I want to offer basic concepts and hands-on, use a soldering iron, make stuff. Without treating it as magic, I'm also facing the fact that there's no assuming that the students will have had any advanced mathematics, so I'm going to need to step away from messy math and stick to simple stuff and the occasional "you'll learn more later."
By the time I actually _learned_ any of this stuff, I'd had 4 semesters of college engineering math and 1 or 2 barf-back EE courses that taught me nothing of use. Then I took electronics for physics and the textbook was AoE and the focus was on understanding things, not just memorizing what gain formula went with what resistor configuration around an op-amp.

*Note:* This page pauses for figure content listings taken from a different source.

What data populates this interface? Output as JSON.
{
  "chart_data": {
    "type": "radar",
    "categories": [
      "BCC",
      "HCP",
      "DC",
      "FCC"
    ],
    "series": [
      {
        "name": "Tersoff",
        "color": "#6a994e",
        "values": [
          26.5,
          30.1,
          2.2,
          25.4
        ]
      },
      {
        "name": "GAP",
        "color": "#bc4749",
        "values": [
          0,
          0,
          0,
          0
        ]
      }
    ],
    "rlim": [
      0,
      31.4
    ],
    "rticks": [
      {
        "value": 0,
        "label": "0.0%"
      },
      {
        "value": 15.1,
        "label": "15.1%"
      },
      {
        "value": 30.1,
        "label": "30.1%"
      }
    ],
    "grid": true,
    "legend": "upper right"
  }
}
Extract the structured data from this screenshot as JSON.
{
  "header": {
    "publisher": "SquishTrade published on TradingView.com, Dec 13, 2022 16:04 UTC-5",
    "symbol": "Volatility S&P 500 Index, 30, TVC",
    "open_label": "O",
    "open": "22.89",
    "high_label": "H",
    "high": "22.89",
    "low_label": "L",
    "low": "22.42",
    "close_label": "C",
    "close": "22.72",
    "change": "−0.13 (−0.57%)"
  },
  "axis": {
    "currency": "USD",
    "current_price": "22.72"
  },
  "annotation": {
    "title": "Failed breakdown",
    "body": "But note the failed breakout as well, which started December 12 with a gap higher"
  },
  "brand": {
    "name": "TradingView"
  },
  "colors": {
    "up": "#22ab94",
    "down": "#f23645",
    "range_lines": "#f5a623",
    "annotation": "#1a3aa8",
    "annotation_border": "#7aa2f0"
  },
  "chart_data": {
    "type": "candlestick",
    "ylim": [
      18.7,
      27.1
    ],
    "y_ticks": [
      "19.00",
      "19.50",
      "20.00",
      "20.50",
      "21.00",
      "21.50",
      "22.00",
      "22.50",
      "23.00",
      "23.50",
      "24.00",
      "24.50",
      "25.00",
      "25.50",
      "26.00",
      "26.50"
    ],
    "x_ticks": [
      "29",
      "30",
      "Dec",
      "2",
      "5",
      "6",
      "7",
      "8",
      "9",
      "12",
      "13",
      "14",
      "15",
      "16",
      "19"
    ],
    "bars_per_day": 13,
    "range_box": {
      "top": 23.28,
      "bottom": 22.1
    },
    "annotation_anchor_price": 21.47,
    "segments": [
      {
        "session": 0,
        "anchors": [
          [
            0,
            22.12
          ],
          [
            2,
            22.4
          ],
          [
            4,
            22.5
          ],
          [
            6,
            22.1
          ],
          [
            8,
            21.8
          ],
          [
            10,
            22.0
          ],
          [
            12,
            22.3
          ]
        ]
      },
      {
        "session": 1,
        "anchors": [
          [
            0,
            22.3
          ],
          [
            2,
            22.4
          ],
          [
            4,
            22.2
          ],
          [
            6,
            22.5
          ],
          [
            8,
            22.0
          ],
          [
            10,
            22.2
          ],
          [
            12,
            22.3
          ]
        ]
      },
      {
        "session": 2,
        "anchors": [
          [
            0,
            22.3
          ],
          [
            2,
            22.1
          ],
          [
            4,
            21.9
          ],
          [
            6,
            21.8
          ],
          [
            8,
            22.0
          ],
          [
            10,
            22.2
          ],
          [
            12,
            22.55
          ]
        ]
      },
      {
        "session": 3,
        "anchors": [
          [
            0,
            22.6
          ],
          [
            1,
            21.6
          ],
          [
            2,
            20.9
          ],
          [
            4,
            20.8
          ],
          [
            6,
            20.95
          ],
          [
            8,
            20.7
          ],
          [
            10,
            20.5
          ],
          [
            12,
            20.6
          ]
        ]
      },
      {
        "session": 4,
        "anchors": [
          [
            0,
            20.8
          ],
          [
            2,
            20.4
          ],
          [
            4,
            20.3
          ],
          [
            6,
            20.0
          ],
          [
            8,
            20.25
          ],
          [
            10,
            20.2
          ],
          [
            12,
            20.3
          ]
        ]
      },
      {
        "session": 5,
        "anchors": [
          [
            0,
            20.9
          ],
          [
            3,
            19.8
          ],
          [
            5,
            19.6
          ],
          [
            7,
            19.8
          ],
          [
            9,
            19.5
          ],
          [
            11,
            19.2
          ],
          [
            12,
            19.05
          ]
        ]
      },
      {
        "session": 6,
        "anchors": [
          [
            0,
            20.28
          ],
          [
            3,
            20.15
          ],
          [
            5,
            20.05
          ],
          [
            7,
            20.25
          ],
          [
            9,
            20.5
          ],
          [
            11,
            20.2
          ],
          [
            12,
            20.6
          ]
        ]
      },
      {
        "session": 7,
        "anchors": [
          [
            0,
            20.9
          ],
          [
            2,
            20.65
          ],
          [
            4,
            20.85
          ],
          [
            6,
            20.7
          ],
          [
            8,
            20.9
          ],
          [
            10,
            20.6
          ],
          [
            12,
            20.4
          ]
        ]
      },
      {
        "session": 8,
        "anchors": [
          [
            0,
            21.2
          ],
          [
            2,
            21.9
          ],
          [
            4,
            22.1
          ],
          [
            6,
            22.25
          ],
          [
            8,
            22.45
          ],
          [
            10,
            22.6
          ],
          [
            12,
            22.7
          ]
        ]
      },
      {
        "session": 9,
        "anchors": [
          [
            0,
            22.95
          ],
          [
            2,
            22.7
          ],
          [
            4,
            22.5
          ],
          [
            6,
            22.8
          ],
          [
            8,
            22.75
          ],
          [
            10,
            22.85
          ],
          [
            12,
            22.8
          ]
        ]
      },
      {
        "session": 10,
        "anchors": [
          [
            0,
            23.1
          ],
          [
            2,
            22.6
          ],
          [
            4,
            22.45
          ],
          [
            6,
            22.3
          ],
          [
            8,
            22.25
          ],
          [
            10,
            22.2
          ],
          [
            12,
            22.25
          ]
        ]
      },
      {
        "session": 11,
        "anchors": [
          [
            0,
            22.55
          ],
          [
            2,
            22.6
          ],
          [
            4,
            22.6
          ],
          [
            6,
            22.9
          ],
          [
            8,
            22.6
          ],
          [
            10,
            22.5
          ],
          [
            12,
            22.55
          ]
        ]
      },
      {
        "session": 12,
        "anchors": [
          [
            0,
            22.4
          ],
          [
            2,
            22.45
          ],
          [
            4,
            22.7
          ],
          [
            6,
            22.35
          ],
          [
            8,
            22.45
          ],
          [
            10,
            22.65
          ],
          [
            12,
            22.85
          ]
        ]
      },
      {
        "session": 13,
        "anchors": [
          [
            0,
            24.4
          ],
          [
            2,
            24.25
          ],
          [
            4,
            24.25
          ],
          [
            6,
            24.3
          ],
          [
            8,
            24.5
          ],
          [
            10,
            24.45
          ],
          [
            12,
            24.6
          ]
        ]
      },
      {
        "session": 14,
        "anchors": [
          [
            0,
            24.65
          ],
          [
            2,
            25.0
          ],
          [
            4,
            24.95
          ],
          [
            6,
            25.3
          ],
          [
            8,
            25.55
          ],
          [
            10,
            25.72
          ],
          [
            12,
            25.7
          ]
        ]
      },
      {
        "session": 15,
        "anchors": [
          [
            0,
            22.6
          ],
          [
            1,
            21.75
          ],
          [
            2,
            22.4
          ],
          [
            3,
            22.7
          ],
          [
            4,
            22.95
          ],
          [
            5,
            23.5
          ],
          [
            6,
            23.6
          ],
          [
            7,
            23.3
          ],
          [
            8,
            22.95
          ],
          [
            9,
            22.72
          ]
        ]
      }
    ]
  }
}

But I can't really see trying to force feed AoE (though I still like it) to high school students (nor make them buy it for a 5 week course that won't work far into it.) On the other hand, I'm certainly not looking to repeat my glorious barf-back (rote memorization) experience, which really was a waste of a class.
I can probably limit the class to 5 or 6 students, (it's one of many offerings in a small school) and meeting times are all long enough to get some hands on in every session.
I don't have much of anything nailed down yet, but will need to do so by January (and decide if I'm gong to take a stab at it by Saturday.)